I’m neither a statistics expert, nor am I sure that I fully understand what you
are asking. Nonetheless I am cheerfully willing to provide misinformation to
this forum.

I think that for a single sample, you get the same distribution, and hence the
same `log_prob()`, from, say, `Multinomial` without replacement as you do
with replacement. With replacement, individual samples are independent.

Without replacement, you now get a non-trivial joint distribution – for example,
without replacement, `P (4, 4) = 0` (because you can’t sample the value `4`
a second time unless you replace it after the first sample).

Best.

K. Frank

You’d need to adjust the combinatorial term in multinomial pmf formula, filtering out x[i]>1 cases, but you don’t have to do that to train p parameters on observed x vectors - as pmf ratios would be the same as for multinomial, and omission of a normalization constant won’t affect gradient directions.

Thanks @KFrank and @googlebot. That makes sense (even though my question did not )

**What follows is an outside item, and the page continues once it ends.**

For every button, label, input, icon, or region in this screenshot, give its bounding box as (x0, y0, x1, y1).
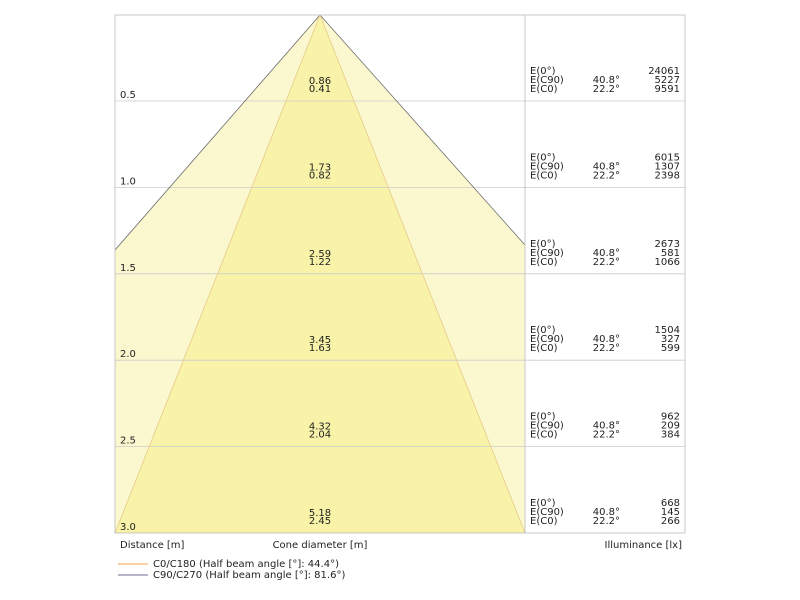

Looking at this again, my answer may be incorrect - it assumes that we observe censored draws made with static p; if instead p is inflated on subsequent draws as categories get removed, marginal probability ratios will differ… That’s indeed something similar to multivariate hypergeometric (urn model), but for continuous numbers…

No worries. I was expecting what I described to be a named/known probability distribution, but it turns out it’s not.